Letters with Accents Not Displaying - Phylus - Jun-11-2019

My Python 2.7.10 code (in MacOS 10.14.5) replaces letters with accents such as á with strings such as \xc3\xa1. Letters display with accents in both my text file (in TextEdit) of Portuguese words and my (Mac) Terminal, both of which are encoded in Unicode (UTF-8). I've searched online and tried various things but nothing works.

This is my code:

f = open(filename,"r")
filelist = list(f)
n = filename + "_As_List"
l = open(n,"w")
print(filelist)
l.write(str(filelist))
How can I get letters with accents to display in the outputs of that code?

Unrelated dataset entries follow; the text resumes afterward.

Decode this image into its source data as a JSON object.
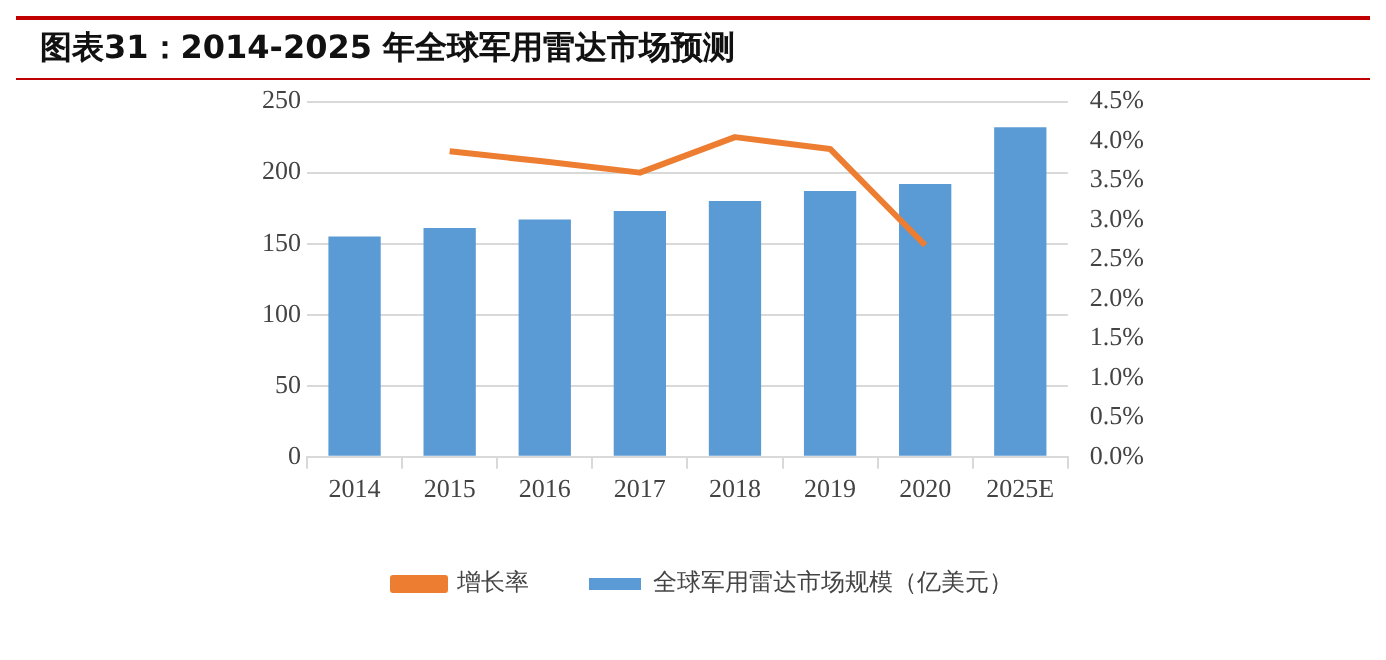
{
  "chart_data": {
    "type": "bar",
    "title": "图表31：2014-2025 年全球军用雷达市场预测",
    "categories": [
      "2014",
      "2015",
      "2016",
      "2017",
      "2018",
      "2019",
      "2020",
      "2025E"
    ],
    "series": [
      {
        "name": "全球军用雷达市场规模（亿美元）",
        "color": "#5b9bd5",
        "values": [
          155,
          161,
          167,
          173,
          180,
          187,
          192,
          232
        ]
      },
      {
        "name": "增长率",
        "type": "line",
        "axis": "y2",
        "color": "#ed7d31",
        "values": [
          null,
          3.87,
          3.74,
          3.6,
          4.05,
          3.9,
          2.68,
          null
        ]
      }
    ],
    "ylim": [
      0,
      250
    ],
    "yticks": [
      0,
      50,
      100,
      150,
      200,
      250
    ],
    "y2lim": [
      0,
      4.5
    ],
    "y2ticks": [
      {
        "value": 0,
        "label": "0.0%"
      },
      {
        "value": 0.5,
        "label": "0.5%"
      },
      {
        "value": 1,
        "label": "1.0%"
      },
      {
        "value": 1.5,
        "label": "1.5%"
      },
      {
        "value": 2,
        "label": "2.0%"
      },
      {
        "value": 2.5,
        "label": "2.5%"
      },
      {
        "value": 3,
        "label": "3.0%"
      },
      {
        "value": 3.5,
        "label": "3.5%"
      },
      {
        "value": 4,
        "label": "4.0%"
      },
      {
        "value": 4.5,
        "label": "4.5%"
      }
    ],
    "grid": "y",
    "legend": "bottom",
    "marker": "none"
  }
}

RE: Letters with Accents Not Displaying - nilamo - Jun-11-2019

You could try opening the files in utf-8.
Honestly, I hope that works, because python3 handles this automatically, and I've forgotten how to do it :/

open(filename, "r", encoding="utf8")


RE: Letters with Accents Not Displaying - Phylus - Jun-11-2019

Thank you, I think the solution may be along these lines. Unfortunately, this syntax gives the error message:

Error:
TypeError: 'encoding' is an invalid keyword argument for this function



RE: Letters with Accents Not Displaying - nilamo - Jun-11-2019

I was close. The encoding parameter in python3 didn't exist in python2, but instead the codecs (and io) module had an open function which did support it: https://docs.python.org/2/howto/unicode.html#reading-and-writing-unicode-data

import codecs
f = codecs.open('somefile', mode='r', encoding='utf-8')



RE: Letters with Accents Not Displaying - Phylus - Jun-11-2019

Thank you again. With that code, what happens is:

Actual result:

[u'o p\xe1ssaro\n']
instead of:

Desired result:

['o pássaro\n']
I can remove the leading u but the problem is the \xe1 instead of á.

(By the way 'o pássaro' is Portuguese for 'the bird'.)


RE: Letters with Accents Not Displaying - Phylus - Jun-12-2019

For reading files, the solution is indeed:

import codecs
f = codecs.open('somefile', mode='r', encoding='utf-8')
In the question example, the lists look wrong but if you work with the lists and output entries, the accents appear. Thanks to nilamo.